US 12,436,989 B2
Fast clustering of log messages
Esteban Pérez Wohlfeil, Linz (AT)
Assigned to Dynatrace LLC, Boston, MA (US)
Filed by Dynatrace LLC, Waltham, MA (US)
Filed on Nov. 22, 2023, as Appl. No. 18/517,930.
Claims priority of provisional application 63/433,160, filed on Dec. 16, 2022.
Prior Publication US 2024/0202227 A1, Jun. 20, 2024
Int. Cl.
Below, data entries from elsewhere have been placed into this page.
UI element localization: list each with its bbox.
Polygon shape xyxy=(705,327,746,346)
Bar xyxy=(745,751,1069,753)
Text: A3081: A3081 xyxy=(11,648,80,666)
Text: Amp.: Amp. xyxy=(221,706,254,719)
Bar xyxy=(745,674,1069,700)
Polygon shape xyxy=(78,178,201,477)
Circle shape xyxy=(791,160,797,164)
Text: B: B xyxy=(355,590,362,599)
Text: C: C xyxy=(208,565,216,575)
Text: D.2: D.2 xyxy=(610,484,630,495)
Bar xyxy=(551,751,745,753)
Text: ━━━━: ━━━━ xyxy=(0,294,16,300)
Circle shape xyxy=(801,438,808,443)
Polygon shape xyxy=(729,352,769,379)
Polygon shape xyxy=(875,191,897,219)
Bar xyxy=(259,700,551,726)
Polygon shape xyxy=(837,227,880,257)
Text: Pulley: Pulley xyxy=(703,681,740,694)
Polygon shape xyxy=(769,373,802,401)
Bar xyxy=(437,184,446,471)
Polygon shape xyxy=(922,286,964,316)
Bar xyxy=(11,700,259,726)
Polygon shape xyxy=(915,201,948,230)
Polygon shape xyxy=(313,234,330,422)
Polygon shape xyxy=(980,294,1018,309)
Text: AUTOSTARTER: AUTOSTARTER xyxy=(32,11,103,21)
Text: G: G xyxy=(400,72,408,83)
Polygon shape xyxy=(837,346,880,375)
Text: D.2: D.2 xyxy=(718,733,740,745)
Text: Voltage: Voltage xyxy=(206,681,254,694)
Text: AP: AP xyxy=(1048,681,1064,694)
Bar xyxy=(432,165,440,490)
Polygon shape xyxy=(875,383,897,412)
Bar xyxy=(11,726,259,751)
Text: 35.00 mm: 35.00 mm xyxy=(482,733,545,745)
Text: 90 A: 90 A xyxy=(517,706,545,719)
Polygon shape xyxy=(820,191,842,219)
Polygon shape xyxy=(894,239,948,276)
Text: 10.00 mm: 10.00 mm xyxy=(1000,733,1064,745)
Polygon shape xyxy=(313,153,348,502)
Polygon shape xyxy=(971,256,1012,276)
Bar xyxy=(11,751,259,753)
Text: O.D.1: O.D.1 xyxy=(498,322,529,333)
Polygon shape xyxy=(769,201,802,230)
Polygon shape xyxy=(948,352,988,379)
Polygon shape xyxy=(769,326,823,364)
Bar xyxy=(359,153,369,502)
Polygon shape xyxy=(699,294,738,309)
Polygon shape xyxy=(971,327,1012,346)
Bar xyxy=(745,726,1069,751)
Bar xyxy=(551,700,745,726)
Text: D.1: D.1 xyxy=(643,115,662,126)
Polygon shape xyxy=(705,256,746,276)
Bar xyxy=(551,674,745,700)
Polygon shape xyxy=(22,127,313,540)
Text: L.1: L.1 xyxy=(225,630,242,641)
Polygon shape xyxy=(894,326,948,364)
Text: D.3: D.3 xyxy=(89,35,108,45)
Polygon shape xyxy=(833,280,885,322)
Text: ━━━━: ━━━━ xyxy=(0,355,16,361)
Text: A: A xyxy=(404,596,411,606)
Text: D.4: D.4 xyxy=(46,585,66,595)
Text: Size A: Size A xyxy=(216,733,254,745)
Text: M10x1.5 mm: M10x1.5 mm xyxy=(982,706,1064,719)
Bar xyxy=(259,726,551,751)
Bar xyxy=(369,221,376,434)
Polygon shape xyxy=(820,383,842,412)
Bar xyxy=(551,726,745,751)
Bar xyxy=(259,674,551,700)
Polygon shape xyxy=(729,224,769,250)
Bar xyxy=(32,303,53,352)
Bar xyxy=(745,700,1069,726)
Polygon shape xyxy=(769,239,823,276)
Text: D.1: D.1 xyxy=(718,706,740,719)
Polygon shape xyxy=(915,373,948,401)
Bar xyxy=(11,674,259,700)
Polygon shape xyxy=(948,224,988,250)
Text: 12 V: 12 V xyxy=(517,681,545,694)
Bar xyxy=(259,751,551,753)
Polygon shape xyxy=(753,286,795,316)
G06F 16/35 (2025.01); G06F 16/353 (2025.01)
CPC G06F 16/353 (2019.01) 22 Claims
OG exemplary drawing
 
1. A computer-implemented method for analyzing log messages, comprising:
receiving, by a computer processor, a plurality of log message from a list of log messages;
for each log message in the log messages, generating, by the computer processor, a fingerprint for the log message and appending the fingerprint to the log message, where the fingerprint is comprised of punctuation characters in the log message;
sorting, by the computer processor, the log messages in the list of log messages according to the punctuation characters comprising a fingerprint for a given log message; and
clustering, by the computer processor, log messages in the sorted list of log messages into a final set of clusters, where each cluster in the final set of clusters includes one or more log messages and the log messages in each cluster have fingerprints similar to other log messages in the cluster;
wherein clustering the sorted list of log messages further comprises
clustering log messages in the sorted list of log messages into a first set of clusters, where log messages in each cluster of the first set of clusters has identical fingerprints; and
computing a similarity metric between a fingerprint from a given cluster of the first set of clusters and a fingerprint from each of one or more subsequent clusters in the first set of clusters, and combining log messages from a particular cluster in the one or more subsequent clusters into the given cluster when the similarity metric for the particular cluster is less than a similarity threshold.